Das Kontaktbüro “Wolfsregion Lausitz” hat eine aktuelle Pressemeldung zu den Wolfsvorkommen in Sachsen herausgegeben. Darin heißt es: “Im letzten Monitoringjahr 2014/2015 konnten in Deutschland 31 Wolfsrudel, 8 Paare und 6 territoriale Einzeltiere in sechs Bundesländern nachgewiesen werden. Davon leben zehn Wolfsrudel und ein territorialer Wolf in Sachsen. Neun Wolfsterritorien liegen ganz im Freistaat Sachsen.
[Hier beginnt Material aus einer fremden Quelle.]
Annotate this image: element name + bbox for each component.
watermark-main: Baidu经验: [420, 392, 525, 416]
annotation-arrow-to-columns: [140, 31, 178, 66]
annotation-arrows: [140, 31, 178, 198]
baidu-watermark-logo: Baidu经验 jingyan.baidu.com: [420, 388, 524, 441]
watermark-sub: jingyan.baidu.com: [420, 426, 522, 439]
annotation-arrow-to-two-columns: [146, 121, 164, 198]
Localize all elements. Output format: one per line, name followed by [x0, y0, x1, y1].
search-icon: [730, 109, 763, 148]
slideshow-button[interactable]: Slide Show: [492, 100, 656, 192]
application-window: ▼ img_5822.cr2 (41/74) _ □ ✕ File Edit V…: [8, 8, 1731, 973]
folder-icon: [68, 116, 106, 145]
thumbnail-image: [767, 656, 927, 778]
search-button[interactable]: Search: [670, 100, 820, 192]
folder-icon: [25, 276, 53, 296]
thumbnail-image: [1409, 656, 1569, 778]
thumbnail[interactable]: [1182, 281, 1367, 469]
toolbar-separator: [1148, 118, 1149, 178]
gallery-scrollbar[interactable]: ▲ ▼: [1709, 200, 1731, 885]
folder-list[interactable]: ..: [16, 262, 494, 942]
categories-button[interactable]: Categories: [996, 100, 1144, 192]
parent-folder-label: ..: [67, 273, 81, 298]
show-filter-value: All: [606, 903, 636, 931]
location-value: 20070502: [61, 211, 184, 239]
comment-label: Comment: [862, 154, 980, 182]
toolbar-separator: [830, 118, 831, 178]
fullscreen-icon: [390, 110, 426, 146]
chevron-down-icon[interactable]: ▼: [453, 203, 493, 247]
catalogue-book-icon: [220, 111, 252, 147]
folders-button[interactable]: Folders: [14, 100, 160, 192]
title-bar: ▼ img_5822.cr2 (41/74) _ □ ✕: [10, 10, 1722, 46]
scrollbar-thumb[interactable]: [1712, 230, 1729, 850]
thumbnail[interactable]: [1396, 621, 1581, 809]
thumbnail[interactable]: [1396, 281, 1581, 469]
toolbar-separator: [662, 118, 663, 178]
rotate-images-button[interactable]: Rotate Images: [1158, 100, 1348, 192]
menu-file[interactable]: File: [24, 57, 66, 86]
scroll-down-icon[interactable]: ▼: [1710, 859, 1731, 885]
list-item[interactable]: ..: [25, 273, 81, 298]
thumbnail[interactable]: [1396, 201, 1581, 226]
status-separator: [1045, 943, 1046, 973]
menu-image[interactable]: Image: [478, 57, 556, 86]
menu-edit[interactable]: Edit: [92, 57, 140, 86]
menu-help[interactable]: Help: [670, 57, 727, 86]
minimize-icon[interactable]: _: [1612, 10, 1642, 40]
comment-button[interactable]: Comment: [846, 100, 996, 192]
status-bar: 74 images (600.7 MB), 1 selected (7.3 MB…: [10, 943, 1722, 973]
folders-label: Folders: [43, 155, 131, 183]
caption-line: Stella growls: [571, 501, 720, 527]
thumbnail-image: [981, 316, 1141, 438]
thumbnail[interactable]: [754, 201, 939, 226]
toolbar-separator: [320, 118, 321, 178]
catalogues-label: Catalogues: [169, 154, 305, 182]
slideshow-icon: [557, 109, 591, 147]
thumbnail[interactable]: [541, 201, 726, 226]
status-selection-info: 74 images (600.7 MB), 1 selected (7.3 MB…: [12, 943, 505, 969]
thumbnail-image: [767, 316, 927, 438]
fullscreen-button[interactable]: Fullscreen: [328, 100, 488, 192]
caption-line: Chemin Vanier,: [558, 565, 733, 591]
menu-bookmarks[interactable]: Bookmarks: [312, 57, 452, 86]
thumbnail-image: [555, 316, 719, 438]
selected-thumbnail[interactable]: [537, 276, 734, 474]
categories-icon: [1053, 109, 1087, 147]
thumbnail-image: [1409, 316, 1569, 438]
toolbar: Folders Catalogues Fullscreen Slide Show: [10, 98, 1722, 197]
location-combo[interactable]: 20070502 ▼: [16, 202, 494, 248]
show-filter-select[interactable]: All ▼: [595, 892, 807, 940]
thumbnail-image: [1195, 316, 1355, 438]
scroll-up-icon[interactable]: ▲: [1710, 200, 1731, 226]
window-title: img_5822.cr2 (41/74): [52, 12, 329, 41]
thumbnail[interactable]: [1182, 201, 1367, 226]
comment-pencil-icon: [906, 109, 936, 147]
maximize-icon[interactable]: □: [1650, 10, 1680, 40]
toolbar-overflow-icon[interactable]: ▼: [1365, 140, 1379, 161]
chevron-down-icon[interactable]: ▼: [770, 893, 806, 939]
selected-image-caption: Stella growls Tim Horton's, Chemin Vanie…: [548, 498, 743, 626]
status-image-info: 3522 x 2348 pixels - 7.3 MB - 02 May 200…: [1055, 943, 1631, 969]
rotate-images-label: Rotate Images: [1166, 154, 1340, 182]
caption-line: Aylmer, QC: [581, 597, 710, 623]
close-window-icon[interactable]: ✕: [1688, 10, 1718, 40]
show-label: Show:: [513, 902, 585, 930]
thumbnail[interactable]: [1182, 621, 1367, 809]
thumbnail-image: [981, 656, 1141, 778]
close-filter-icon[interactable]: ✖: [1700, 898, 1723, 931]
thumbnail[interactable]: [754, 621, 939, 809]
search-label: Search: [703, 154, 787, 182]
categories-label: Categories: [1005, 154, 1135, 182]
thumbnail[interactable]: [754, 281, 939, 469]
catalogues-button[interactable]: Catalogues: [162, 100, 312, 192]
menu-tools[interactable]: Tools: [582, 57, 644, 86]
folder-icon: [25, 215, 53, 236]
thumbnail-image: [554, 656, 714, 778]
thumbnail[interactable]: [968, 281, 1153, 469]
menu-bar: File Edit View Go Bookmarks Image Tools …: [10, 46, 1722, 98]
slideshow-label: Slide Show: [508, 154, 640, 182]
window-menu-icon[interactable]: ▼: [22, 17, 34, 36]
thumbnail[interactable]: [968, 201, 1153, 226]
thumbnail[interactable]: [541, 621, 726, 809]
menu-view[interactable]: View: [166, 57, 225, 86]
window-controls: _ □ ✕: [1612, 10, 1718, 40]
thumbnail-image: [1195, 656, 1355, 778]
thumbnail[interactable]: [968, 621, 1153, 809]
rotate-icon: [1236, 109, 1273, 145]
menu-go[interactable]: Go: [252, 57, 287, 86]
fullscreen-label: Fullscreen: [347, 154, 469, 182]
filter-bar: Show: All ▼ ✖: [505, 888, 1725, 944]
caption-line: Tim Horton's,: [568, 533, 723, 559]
Darüber hinaus sind zwei Territorien grenzübergreifend: Eines zu Brandenburg und ein weiteres zur Tschechischen Republik (siehe Beitragsbild). Drei Wolfsterritorien (AH, RZ und Z) haben nur zu einem kleinen Teil ihr Gebiet auf sächsischer Seite und werden daher in den Nachbarländern mitgezählt.

Mögliche Neuetablierung(en) in Sachsen:

Die genetische Untersuchung des im Juni 2015 tot aufgefundenen 7 Wochen alten Welpen (Todesursache Magen-Darm-Erkrankung) im Bereich der Königshainer Berge (Landkreis Görlitz) ergab, dass das Tier kein Nachkomme des Nieskyer Wolfspaares ist. Die Tatsache, dass der Welpe keinem bekannten Rudel zugeordnet werden kann, lässt darauf schließen, dass sich ein neues Rudel etabliert hat. Westlich von Löbau bei Cunewalde (Landkreis Bautzen) gibt es ebenfalls Hinweise auf Welpen. Ob diese beiden Bereiche, Cunewalde und Königshain, zu einem oder zwei getrennten Territorien gehören, ist noch unklar.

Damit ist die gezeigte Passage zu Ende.